Even when a codec vendor decides to implement a specific encoding technique, it may decide not to expose those controls to the user, either in its own encoding tools (like Apple with Compressor) or to licensees of the codec (like Sorenson with the Apple codec). Or the codec vendor may expose the options to its application developers but the licensee may decide not to expose them to its end users, preferring to make the encoding tool as simple as possible to use.

Even the absence of specific controls (such as search pattern or entropy coding) doesn’t mean that these techniques are not being used since the codec or application vendor can tie them to higher-level controls such as a quality slider. This is why different encoding tools have very different interfaces, which makes it very challenging to understand exactly what’s going on under the hood. Though H.264 analysis tools like Inlet Semaphore provide some insight into the encoding techniques used by an encoding tool, to a great degree, each H.264 codec is a black box of techniques—you input a file, adjust the encoding parameters, and assess the quality of the result. Essentially, that’s what I did in this comparison.

The Apple Codec
The Apple codec is used in Apple Compressor, Grass Valley/Canopus ProCoder, and several versions of Sorenson Squeeze prior to the new release, Squeeze 5.0. The Apple codec is very simple to use; Apple exposes very few encoding parameters in any encoding tool. For example, where the other codecs let you select the profile (Baseline, Main, or High), Compressor includes a check box for Frame Reordering that encodes in the Main profile and can’t currently produce files conforming to the High profile.

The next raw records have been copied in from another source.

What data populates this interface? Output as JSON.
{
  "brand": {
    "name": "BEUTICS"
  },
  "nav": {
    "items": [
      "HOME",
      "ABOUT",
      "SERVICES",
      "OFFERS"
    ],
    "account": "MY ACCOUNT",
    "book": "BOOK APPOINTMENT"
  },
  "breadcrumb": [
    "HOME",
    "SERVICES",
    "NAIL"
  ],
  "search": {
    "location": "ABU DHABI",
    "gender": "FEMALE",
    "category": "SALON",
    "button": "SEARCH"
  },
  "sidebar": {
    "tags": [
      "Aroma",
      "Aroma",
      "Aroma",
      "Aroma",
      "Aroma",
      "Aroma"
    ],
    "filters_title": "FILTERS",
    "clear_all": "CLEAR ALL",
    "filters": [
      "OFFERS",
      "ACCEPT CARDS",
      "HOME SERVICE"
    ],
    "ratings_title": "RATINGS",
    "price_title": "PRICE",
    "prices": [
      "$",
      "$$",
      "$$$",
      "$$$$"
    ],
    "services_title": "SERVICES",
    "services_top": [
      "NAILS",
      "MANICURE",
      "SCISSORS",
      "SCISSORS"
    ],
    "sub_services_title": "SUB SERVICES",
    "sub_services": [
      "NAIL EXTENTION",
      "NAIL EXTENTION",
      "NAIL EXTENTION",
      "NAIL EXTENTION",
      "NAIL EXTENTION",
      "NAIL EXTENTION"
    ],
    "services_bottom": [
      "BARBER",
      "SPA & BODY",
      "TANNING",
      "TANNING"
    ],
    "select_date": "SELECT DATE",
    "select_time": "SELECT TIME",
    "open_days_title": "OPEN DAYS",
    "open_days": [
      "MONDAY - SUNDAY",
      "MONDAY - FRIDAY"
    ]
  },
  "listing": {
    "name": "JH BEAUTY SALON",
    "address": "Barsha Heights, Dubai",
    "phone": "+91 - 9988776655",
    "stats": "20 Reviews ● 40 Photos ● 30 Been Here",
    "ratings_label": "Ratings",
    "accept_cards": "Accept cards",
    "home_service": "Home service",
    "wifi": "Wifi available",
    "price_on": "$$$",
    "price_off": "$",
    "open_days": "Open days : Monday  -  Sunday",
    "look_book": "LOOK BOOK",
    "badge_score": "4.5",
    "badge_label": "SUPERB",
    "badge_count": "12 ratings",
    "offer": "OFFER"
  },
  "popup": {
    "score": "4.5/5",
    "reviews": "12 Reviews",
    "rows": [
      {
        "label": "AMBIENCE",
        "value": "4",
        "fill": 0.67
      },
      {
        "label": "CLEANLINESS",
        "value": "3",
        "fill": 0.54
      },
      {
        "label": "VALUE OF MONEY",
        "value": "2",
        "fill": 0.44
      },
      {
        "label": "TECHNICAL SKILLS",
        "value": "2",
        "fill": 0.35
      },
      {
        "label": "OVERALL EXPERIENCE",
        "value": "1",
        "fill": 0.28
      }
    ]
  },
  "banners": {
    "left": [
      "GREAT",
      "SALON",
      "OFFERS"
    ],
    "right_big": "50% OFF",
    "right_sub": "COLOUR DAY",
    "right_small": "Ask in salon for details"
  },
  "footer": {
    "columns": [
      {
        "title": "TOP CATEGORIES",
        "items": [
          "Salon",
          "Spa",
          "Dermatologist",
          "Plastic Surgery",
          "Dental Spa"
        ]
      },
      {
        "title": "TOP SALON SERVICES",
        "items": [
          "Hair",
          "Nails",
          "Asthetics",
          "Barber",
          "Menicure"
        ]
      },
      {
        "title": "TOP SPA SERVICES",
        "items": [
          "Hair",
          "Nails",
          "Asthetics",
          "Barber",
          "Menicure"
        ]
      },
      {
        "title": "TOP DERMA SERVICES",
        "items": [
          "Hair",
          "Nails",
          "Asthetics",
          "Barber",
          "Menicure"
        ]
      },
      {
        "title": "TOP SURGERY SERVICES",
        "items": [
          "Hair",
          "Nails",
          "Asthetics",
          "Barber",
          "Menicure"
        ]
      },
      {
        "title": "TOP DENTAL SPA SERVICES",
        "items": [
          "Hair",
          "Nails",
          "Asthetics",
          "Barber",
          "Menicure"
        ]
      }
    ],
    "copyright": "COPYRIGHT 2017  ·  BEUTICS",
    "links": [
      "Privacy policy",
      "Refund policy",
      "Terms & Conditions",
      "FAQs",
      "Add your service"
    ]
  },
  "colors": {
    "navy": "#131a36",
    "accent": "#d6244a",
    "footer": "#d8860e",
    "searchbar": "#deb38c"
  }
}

I produced all Apple-codec test files in both Squeeze and Compressor to identify which encoding tool produced the best results. Ultimately, I rated the SD and tutorial tests produced by Apple Compressor rather than Squeeze, because there was very little noticeable difference. I used the Squeeze files for the high-definition comparison because Compressor couldn’t hit the data rate target.

Dicas
The Dicas codec was developed by Dicas Digital Image Coding GmbH and is available in Telestream’s Episode Pro. Dicas provides a range of H.264 encoding controls, including profile, entropy coding, number of B-frames and reference frames, and enable/disable deblocking filter, along with the usual bitstream-related controls.